Sunday, October 18, 2015

Psycho (1960)

Bernard Herrmann’s score for Psycho came in the middle of his highly fruitful period of work with director Alfred Hitchcock. At the same time, however, it can also be seen as the beginning of the end for their partnership. The film came at the tail end of Hitchcock’s contract with Paramount, and the company felt they had him over a barrel, as he had to produce one more film for them before he could move over to Universal--which the director had already done physically. Paramount didn’t like the film and so they wouldn’t finance it, forcing Hitchcock to mortgage everything he owned to finance it himself. The pressure got to him and for a while his wife, Alma Reville, had to take over the production. One of the things Hitchcock wanted for the film was for the murder scene in the shower to contain no music. He thought this would make the scene even more realistic and frightening. Bernard Herrmann disagreed. At Alma’s insistence, he was allowed to score his distinctive music for the shower scene. And in one of my favorite anecdotes of Hollywood history, Hitchcock sat for the screening of the scene with Herrmann’s music and when it was over said, “Well, of course we’ll use that.”

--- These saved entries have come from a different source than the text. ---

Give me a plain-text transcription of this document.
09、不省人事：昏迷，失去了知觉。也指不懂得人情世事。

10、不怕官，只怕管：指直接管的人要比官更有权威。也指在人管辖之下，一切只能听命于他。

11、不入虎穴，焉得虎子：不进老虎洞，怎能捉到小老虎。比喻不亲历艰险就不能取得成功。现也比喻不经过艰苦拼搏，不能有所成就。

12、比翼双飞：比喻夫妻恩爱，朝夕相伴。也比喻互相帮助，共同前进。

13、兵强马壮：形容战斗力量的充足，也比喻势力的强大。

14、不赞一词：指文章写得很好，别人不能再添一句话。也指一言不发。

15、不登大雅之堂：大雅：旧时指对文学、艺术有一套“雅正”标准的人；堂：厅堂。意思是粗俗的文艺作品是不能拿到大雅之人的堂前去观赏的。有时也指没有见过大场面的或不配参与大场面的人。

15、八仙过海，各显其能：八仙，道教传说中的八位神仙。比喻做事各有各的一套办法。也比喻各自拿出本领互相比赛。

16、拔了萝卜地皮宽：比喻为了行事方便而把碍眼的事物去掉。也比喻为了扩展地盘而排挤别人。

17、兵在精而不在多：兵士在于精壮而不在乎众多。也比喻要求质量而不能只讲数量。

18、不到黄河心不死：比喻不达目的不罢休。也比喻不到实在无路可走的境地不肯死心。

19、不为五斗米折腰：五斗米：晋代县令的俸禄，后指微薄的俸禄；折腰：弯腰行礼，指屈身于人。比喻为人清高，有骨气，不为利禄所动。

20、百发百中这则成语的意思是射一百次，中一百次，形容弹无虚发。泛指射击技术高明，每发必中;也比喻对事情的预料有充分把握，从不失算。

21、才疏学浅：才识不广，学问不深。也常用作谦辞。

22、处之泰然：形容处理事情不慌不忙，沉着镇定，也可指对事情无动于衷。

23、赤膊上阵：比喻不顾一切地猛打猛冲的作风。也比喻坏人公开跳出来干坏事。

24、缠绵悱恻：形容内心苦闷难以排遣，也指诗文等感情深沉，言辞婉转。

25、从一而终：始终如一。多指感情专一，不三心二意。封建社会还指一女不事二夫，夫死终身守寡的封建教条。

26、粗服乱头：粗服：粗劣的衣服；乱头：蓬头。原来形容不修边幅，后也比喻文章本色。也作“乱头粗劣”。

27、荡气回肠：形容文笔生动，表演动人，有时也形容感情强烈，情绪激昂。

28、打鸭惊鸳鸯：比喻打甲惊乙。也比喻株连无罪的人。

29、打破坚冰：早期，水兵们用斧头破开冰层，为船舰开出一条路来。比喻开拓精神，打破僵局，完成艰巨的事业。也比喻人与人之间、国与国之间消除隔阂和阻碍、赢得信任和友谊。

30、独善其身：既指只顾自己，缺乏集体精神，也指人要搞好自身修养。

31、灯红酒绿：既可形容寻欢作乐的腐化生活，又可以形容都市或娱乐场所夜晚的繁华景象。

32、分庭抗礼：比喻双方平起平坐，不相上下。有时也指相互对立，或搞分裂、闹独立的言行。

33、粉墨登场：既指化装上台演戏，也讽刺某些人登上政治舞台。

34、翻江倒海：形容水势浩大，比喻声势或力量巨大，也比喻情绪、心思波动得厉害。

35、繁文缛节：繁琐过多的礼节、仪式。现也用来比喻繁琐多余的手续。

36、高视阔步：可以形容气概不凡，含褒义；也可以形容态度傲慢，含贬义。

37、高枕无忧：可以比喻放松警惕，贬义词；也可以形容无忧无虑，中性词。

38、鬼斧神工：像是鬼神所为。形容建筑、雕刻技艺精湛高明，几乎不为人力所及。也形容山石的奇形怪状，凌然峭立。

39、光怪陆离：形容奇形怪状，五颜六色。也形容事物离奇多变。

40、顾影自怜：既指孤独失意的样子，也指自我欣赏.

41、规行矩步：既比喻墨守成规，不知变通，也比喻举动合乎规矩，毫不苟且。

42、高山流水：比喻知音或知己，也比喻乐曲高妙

Herrmann’s conception for the score was one of matching the black-and-white visuals on the screen with black-and-white music, a limited tonal palate to replicate the limited colors of the film. To do this he chose a string orchestra. But where this was a new idea in film scoring, it was certainly not a new instrumentation, having been used almost since the inception of concert music. Even Herrmann himself had composed a “Sinfonietta for String Orchestra” in 1936 that eerily presages his work on the Hitchcock film. This version of the score is one that was conducted by the composer himself, in 1975, just a year before his death. The score was reconstructed by Fred Steiner at USC and recorded in London with the National Philharmonic Orchestra. The first thing one notices as the title cue begins, is how slowly it is taken. In the film, beneath Saul Bass’s opening credits, there is a frenetic energy to the music, taken at a breakneck pace that thrusts the viewer into the story before even knowing what the story is. Here, however, the “Prelude” seems almost plodding. One of two explanations seems likely, the first that the aged Herrmann slowed down the pace to match his own energies and hadn’t bothered to re-screen the film to hear the original pacing. The second, however, is the one I like to think is the reason, and that is that Herrmann knew that the music apart from the visuals demanded it’s own pacing. When listened to in that way, the music is almost more ominous.

Slowed down, the “Prelude” is a masterpiece, with antiphonal sections playing off against each other, an undercurrent of cellos rushing beneath the melody, syncopated bass notes and pizzicato strings, and soaring violins that are anything but romantic. “The City” and “Marion and Sam” shows Herrmann eschewing melody for pure visual support with the strings. The way he weaves the bass and cellos into the mix is masterful and casts an incredible spell over the listener. As Marion takes the money from the real estate office and decides to take it to her boyfriend Sam, “Temptation” has long, sustained notes being undercut by a slowed version of the repetitive, prelude undercurrent. Leigh’s “Flight” in the car after her boss spots her heading out of town, as well as the “Patrol Car” and “The Rainstorm” are all slight variations on the opening theme. The next set of cues, which includes “The Hotel Room” and “The Window” serve two functions. In repeats the motif of Marion and Sam to reinforce the idea that she is taking the money to him, as well as reminding the viewer of the opening shot which came in through the hotel room and foreshadowing the fact that she is being watched by Norman’s mother. “The Madhouse” and “The Peephole” are both associated with Norman, deep and resonating fear that reflects his psychosis. Then comes the most distinctive cue in all of film music, “The Murder,” with its shrieking strings, thrusting their bows downward on upper-register glissandos to replicate the stabbing of the knife and screams of the victim.

Herrmann subliminally tips Hitchcock’s hand in the following cues, “The Office” and “The Water,” repeating the murder music as Norman cleans up, but in a lower register and much slower. “The Search” for Marion by her sister and the hired detective, repeats the opening theme, slower and lower, while Herrmann pushes the viewer along with the investigation in the next few cues. During the murder of the detective, “The Knife” launches into the murder music once more, while “The Search” of Marion’s sister and Sam goes back to the city music, as if somehow musically setting up the sequel. The final set of cues follows the sister into the house, reflecting her ever more gruesome discoveries, while the final “Discovery” of mother cascades in a swirl of music recalling the water spinning down the drain in the shower. “The Finale” at the courthouse reprises Norman’s motifs and ends on an unresolved chord as Marion’s car is pulled out of the swamp, and ending that is anything but happy. The reason this was the beginning of the end for Herrmann and Hitchcock is that a few years later, on Torn Curtain, the director wanted another murder scene without music. Without Alma to intercede, however, the two parted company over the incident. Herrmann’s music for that scene--not used in the film--is almost as good as that in Psycho, still the composers best-known work.